Once your application is accepted, a date for your entrance into the community as a Postulant is set. During your Postulancy (nine to 12 months), you will deepen your understanding of Benedictine community life, prayer life and your own commitment level. The Postulancy time is another period of mutual discernment between you and community members.
At the end of your Postulancy, we discern together your readiness to continue before you are received as a Novice. During this two-year program, you will continue Benedictine and theology studies. You will also further your study of our monastic profession of obedience, stability and fidelity to the monastic way of life.

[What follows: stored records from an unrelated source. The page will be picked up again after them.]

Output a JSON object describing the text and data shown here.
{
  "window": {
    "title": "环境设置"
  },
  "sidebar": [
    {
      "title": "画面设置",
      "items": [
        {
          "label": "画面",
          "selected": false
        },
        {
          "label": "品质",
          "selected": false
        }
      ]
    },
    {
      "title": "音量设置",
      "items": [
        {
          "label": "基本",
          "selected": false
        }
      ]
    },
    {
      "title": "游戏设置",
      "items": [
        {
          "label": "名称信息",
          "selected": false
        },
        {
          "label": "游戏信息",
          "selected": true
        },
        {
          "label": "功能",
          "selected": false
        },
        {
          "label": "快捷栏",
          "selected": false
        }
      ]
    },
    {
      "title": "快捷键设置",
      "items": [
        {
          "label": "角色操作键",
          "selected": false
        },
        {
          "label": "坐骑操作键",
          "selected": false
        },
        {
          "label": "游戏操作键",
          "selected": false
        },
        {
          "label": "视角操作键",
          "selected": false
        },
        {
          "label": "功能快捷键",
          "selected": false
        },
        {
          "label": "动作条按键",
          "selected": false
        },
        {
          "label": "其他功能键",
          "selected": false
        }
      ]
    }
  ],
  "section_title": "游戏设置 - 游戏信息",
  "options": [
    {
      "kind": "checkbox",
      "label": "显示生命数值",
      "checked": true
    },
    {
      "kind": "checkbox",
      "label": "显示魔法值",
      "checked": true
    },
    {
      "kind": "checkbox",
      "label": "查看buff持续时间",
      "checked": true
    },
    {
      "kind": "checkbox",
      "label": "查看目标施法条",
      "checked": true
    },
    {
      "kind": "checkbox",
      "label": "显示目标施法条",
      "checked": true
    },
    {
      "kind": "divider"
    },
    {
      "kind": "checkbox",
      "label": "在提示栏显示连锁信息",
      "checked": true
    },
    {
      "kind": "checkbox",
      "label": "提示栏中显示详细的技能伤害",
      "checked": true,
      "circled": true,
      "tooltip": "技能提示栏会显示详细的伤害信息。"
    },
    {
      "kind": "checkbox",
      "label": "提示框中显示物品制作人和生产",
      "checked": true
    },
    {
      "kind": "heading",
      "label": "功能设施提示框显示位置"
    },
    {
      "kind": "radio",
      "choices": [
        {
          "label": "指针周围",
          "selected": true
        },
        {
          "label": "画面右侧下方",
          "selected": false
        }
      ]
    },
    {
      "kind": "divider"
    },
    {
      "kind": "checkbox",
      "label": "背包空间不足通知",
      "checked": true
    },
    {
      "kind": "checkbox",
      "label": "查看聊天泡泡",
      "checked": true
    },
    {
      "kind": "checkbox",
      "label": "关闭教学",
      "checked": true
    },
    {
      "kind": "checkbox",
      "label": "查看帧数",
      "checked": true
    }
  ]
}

|First Monastic Profession
First Monastic Profession follows the Novitiate stage. This three- to six-year period is a time of growth and immersion into the Benedictine way of life as a Sister, during which you will participate in community ministry and be guided to deepen your spirituality and integration into the community.
Perpetual Monastic Profession
Perpetual Monastic Profession embraces our permanent commitment to obedience, stability and fidelity to the monastic way of life.
Obedience is our promise to be faithful listeners. We listen to the voice of the Spirit in Scriptures, in the Rule of Benedict, in the Prioress, in one another. We are guided by the question of what is truly best for ourselves, and for the community. Then, we seek to respond with generosity and courage.
Stability is our promise to live the Benedictine life together in celibacy and monastic poverty. Rooted and strengthened by our lives in this community, celibacy enables us to devote our time and energy as Christ, in the service of others. Celibacy allows us to share ourselves fully with the world. Monastic poverty asks that we live simply, balancing our wants and needs.
Fidelity to the Monastic Way of Life is our promise to work through life—and life’s changes—with God at the center of our lives. We seek to be faithful to this way of life … and this life transforms us when we are faithful to it. It transforms us so that we turn to God in the midst of everything that happens in our lives—in joy, in pain, in everyday events. It transforms us during communal and private prayer, so that we can deal with the everyday stuff of life.